# Organizing Some Things



## dlane (Dec 10, 2015)

i like the 6 gal milk crates for storage but when they are stacked it's a pain to get to the bottom one so I made this. They slide out like drawers , 6 high , the heavier crates go in the bottom ,still needs paint


----------



## Bob Korves (Dec 11, 2015)

Good idea, Derrick!


----------



## pineyfolks (Dec 11, 2015)

Good idea with no wasted space.  Another project for my list.


----------



## brino (Dec 11, 2015)

Great idea.......very useful and easy build!
Thanks for posting.
-brino


----------



## dlane (Dec 11, 2015)

Thanks for the comments, if I did it again I would of welded vertically on the angle iron to the uprights 
I forgot that welding across tubing tries to bow it. I got it pretty straight with the cross braces on the back . Think I'll put some hoops on the side for longer stock to stand up in .Here is a pic of the assembly being made they were clamped back to back.
I suppose 4 gal crates would work , 6 gal is more better but getting hard to find



This shop is running out of space , this should help .


----------



## T Bredehoft (Dec 11, 2015)

You got me thinking.  Over my working life, I accumulated a number of small Allen Wrenches.  My (small) shop has three or four 'work stations", Lathe, Mill, Bench, etc.   I've routinely had a number of Allen Wrenches at each of the stations, scattered around, hidden under stuff.  Yesterday, having seen  your milk crate organization, I decided it was time to organize my Allen wrenches.  I made six blocks of wood with varying sizes of holes for the eight smallest (up to 3/16) sizes, filled them with the appropriate wrenches and scattered them about the shop. Hopefully I can replace each wrench as I use it in future, negating the need to wander around the shop looking for one that will fit that set screw, or whatever.

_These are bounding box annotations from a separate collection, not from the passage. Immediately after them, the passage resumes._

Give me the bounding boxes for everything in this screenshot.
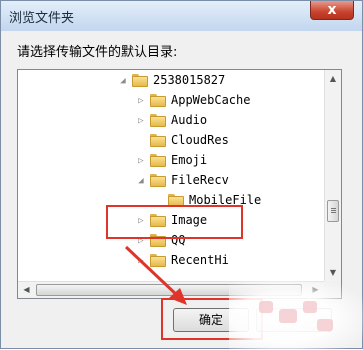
browse-folder-dialog: 浏览文件夹 x 请选择传输文件的默认目录: ◢ 2538015827 ▷ AppWe…	[0, 0, 363, 350]
watermark-blur	[229, 279, 363, 350]
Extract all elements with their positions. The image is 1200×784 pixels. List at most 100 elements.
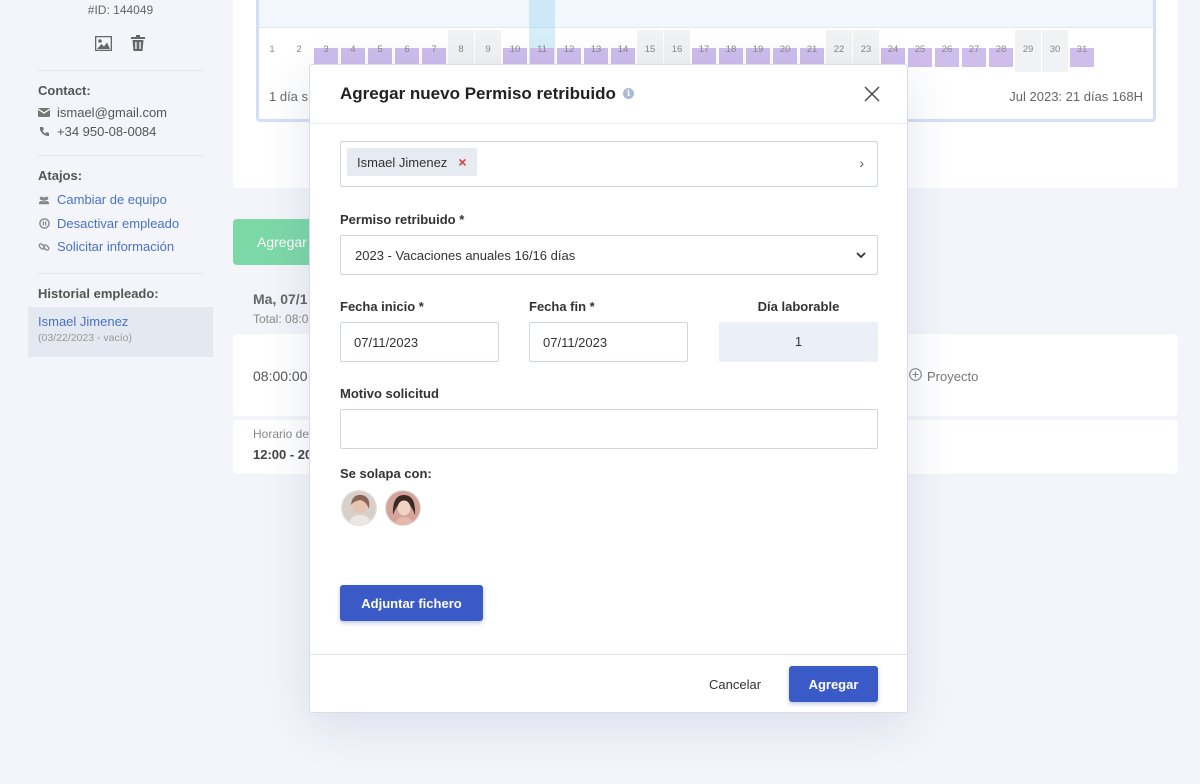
calendar-day-number: 8 xyxy=(458,44,464,55)
calendar-day-number: 31 xyxy=(1076,44,1088,55)
start-date-label: Fecha inicio * xyxy=(340,299,424,314)
calendar-day[interactable]: 1 xyxy=(259,30,285,72)
calendar-day-number: 27 xyxy=(968,44,980,55)
shortcuts-section: Atajos: Cambiar de equipo Desactivar emp… xyxy=(28,156,213,259)
employee-selector[interactable]: Ismael Jimenez × › xyxy=(340,141,878,187)
employee-actions xyxy=(28,34,213,56)
leave-type-value: 2023 - Vacaciones anuales 16/16 días xyxy=(355,248,576,263)
calendar-day-number: 18 xyxy=(725,44,737,55)
phone-line: +34 950-08-0084 xyxy=(38,122,203,141)
history-range: (03/22/2023 - vacío) xyxy=(38,331,132,344)
calendar-day-number: 1 xyxy=(269,44,275,55)
calendar-day[interactable]: 30 xyxy=(1042,30,1068,72)
employee-sidebar: #ID: 144049 Contact: ismael@gmail.com +3… xyxy=(28,0,213,357)
calendar-day-number: 14 xyxy=(617,44,629,55)
calendar-day-number: 4 xyxy=(350,44,356,55)
calendar-day[interactable]: 29 xyxy=(1015,30,1041,72)
calendar-day-number: 26 xyxy=(941,44,953,55)
history-section: Historial empleado: xyxy=(28,274,213,301)
modal-title: Agregar nuevo Permiso retribuido xyxy=(340,84,616,103)
entry-time: 08:00:00 xyxy=(253,368,308,384)
modal-header: Agregar nuevo Permiso retribuido i xyxy=(310,65,907,124)
contact-section: Contact: ismael@gmail.com +34 950-08-008… xyxy=(28,71,213,141)
leave-type-label: Permiso retribuido * xyxy=(340,212,465,227)
calendar-day[interactable]: 25 xyxy=(907,30,933,72)
reason-label: Motivo solicitud xyxy=(340,386,439,401)
chevron-down-icon xyxy=(855,249,867,261)
request-info-label: Solicitar información xyxy=(57,239,175,255)
calendar-day-number: 29 xyxy=(1022,44,1034,55)
info-icon[interactable]: i xyxy=(623,88,634,99)
calendar-day-number: 21 xyxy=(806,44,818,55)
day-heading: Ma, 07/1 xyxy=(253,291,308,307)
trash-icon[interactable] xyxy=(129,34,147,52)
request-info-link[interactable]: Solicitar información xyxy=(38,235,203,259)
footer-divider xyxy=(310,654,907,655)
pause-circle-icon xyxy=(38,217,50,229)
end-date-input[interactable]: 07/11/2023 xyxy=(529,322,688,362)
calendar-day-number: 6 xyxy=(404,44,410,55)
calendar-day-number: 25 xyxy=(914,44,926,55)
workday-count: 1 xyxy=(719,322,878,362)
close-icon[interactable] xyxy=(862,84,882,104)
end-date-label: Fecha fin * xyxy=(529,299,595,314)
schedule-value: 12:00 - 20 xyxy=(253,447,313,462)
calendar-day-number: 5 xyxy=(377,44,383,55)
history-name: Ismael Jimenez xyxy=(38,313,129,329)
calendar-day-number: 15 xyxy=(644,44,656,55)
schedule-label: Horario de xyxy=(253,427,310,441)
overlap-label: Se solapa con: xyxy=(340,466,432,481)
add-paid-leave-modal: Agregar nuevo Permiso retribuido i Ismae… xyxy=(309,64,908,713)
calendar-day-number: 10 xyxy=(509,44,521,55)
calendar-footer-summary: Jul 2023: 21 días 168H xyxy=(1009,89,1143,104)
calendar-day-number: 19 xyxy=(752,44,764,55)
email-line: ismael@gmail.com xyxy=(38,103,203,122)
leave-type-select[interactable]: 2023 - Vacaciones anuales 16/16 días xyxy=(340,235,878,275)
calendar-footer-left: 1 día s xyxy=(269,89,309,104)
cancel-button[interactable]: Cancelar xyxy=(709,677,761,692)
link-icon xyxy=(38,241,50,253)
employee-chip: Ismael Jimenez × xyxy=(347,148,477,176)
email-text: ismael@gmail.com xyxy=(57,105,167,120)
calendar-day-number: 30 xyxy=(1049,44,1061,55)
remove-icon[interactable]: × xyxy=(458,154,466,170)
change-team-label: Cambiar de equipo xyxy=(57,192,167,208)
shortcuts-title: Atajos: xyxy=(38,168,83,183)
calendar-day[interactable]: 26 xyxy=(934,30,960,72)
calendar-day[interactable]: 31 xyxy=(1069,30,1095,72)
reason-input[interactable] xyxy=(340,409,878,449)
phone-text: +34 950-08-0084 xyxy=(57,124,157,139)
phone-icon xyxy=(38,126,50,137)
workday-label: Día laborable xyxy=(757,299,840,314)
history-title: Historial empleado: xyxy=(38,285,159,301)
deactivate-employee-label: Desactivar empleado xyxy=(57,215,180,231)
start-date-input[interactable]: 07/11/2023 xyxy=(340,322,499,362)
calendar-day[interactable]: 27 xyxy=(961,30,987,72)
employee-chip-name: Ismael Jimenez xyxy=(357,154,448,170)
envelope-icon xyxy=(38,108,50,117)
calendar-day-number: 13 xyxy=(590,44,602,55)
calendar-day[interactable]: 28 xyxy=(988,30,1014,72)
submit-button[interactable]: Agregar xyxy=(789,666,878,702)
chevron-right-icon[interactable]: › xyxy=(859,155,864,171)
change-team-link[interactable]: Cambiar de equipo xyxy=(38,188,203,212)
avatar[interactable] xyxy=(341,490,377,526)
deactivate-employee-link[interactable]: Desactivar empleado xyxy=(38,212,203,236)
calendar-day-number: 20 xyxy=(779,44,791,55)
users-icon xyxy=(38,195,50,205)
project-selector[interactable]: Proyecto xyxy=(909,368,978,384)
avatar[interactable] xyxy=(385,490,421,526)
attach-file-button[interactable]: Adjuntar fichero xyxy=(340,585,483,621)
calendar-day-number: 28 xyxy=(995,44,1007,55)
calendar-day-number: 9 xyxy=(485,44,491,55)
calendar-day-number: 23 xyxy=(860,44,872,55)
calendar-day-number: 11 xyxy=(537,44,547,55)
calendar-day-number: 12 xyxy=(563,44,575,55)
calendar-day-number: 3 xyxy=(323,44,329,55)
contact-title: Contact: xyxy=(38,83,91,98)
calendar-day-number: 16 xyxy=(671,44,683,55)
history-item[interactable]: Ismael Jimenez (03/22/2023 - vacío) xyxy=(28,306,213,357)
employee-id: #ID: 144049 xyxy=(87,3,154,17)
image-icon[interactable] xyxy=(94,34,112,52)
project-label: Proyecto xyxy=(927,368,979,384)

Thanks for the inspiration.


----------



## dlane (Dec 11, 2015)

Very nice Tom and that will help to keep them there, when you see an empty hole you know to go look for it. I have two sets of bondahas ( or whatever there called)  ball allens in sae they live in there plastic holder , when one is missing "all work stopes " until it finds its way home again. I've had those sets 15+ years although some of the balls are now missing .. I hate spending a half hour looking for somthing that would of taken 3 nminutes to do. I have to pretty much cover everything up due to dust
And that makes things harder to find, I have to try and Remember where everything's home is in 4 Kennedy and one craftsman roll a round boxes , memory isn't what it once was . Anyhow I'm glad my thread inspired you, shop space is getting tight here and that rack should help things find a home.
I really have to quit looking at Craig's list tools.


----------



## Ulma Doctor (Dec 12, 2015)

nice work and a great idea Derrick!
the six gallon totes are nearly indestructible, we use them regularly at the shop. 
i have a couple at the house for scrap metal storage and spare motors, i may have to steal your idea!


----------